Klinische Neurophysiologie 2011; 42 - A70
DOI: 10.1055/s-0031-1272663

Motor evoked potentials (MEP) during brainstem surgery as predictor of postoperative corticospinal function

J. Sarnthein 1, A.G. Melone 1, H. Bertalanffy 1
  • 1Zürich, CH

Background: Brainstem surgery bears a risk of damage to the corticospinal tract (CST). Motor Evoked Potentials (MEP) are used intraoperatively to monitor CST function in order to detect CST damage at a reversible stage and thus impede permanent neurological deficits. However, warning criteria in this context are not generally agreed on.

Methods: We analysed 104 consecutive patients who underwent microsurgical resection of lesions affecting the brainstem (58 intraaxial, 44 extraparenchymal). Motor grade was documented prior to surgery, early postoperatively and at discharge. MEP was recorded after transcranial electrical stimulation (TES). To obtain the initial TES intensity threshold, we started with TES at 30 mA and then increased in 5 mA steps until the target muscle responded reliably, or until a self-imposed limit of up to 220 mA was reached. Testing was repeated when brainstem function was assumed to be at greatest risk. MEP were considered unstable and the surgical team was notified whenever the threshold increased by 20 mA or MEP response fell under 50% at the TES limit.

Results: On the first postoperative day, 16 patients experienced a new motor deficit that resolved until discharge in 10 individuals. In 9/16 patients, TES intensity had to be increased by 20 mA or more; in this group the paresis persisted until discharge in 3/9 patients. In 5/16 patients MEP amplitude was reduced by 50% at the TES limit, three of them showing persisting paresis. In the remaining 2/16 patients, intraoperative MEP were stable although new paresis appeared. Detailed analysis of postoperative MR revealed that these patients had suffered from postoperative bleeding.
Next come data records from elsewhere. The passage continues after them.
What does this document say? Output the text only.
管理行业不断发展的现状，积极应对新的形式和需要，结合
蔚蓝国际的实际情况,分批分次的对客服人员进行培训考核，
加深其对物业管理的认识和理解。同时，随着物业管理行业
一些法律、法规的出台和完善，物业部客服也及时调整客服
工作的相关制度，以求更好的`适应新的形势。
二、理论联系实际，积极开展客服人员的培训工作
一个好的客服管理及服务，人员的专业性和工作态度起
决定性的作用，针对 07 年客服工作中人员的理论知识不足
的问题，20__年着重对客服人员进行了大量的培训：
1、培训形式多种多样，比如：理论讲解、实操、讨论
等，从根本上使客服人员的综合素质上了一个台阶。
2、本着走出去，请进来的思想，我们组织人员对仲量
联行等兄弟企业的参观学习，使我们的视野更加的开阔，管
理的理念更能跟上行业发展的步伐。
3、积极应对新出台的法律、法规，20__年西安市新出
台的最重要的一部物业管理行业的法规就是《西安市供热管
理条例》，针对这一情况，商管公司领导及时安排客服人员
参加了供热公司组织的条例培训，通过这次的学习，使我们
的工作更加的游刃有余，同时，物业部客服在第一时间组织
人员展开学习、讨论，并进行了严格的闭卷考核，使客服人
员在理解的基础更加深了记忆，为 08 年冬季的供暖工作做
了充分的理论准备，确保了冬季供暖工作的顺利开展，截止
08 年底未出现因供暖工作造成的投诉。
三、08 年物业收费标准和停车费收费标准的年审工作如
In one of these patients the new motor deficit persisted until discharge. In 10/15 children MEP were unstable, but only one of them showed a new motor deficit at discharge. Of all 104 patients, 7 have deteriorated in motor grade at discharge, 92 remained unchanged and 5 patients have improved.

Conclusions: In this study of MEP monitoring during brainstem surgery, TES intensity increase by 20 mA or 50% response reduction was established as a reliable criterion to identify unstable MEP. While usually response reduction is used as warning criterion, even small intensity increase may predict new motor deficits in brainstem surgery.

Significance: Meticulous MEP monitoring may help to prevent permanent motor deficits during demanding neurosurgical procedures on the brainstem.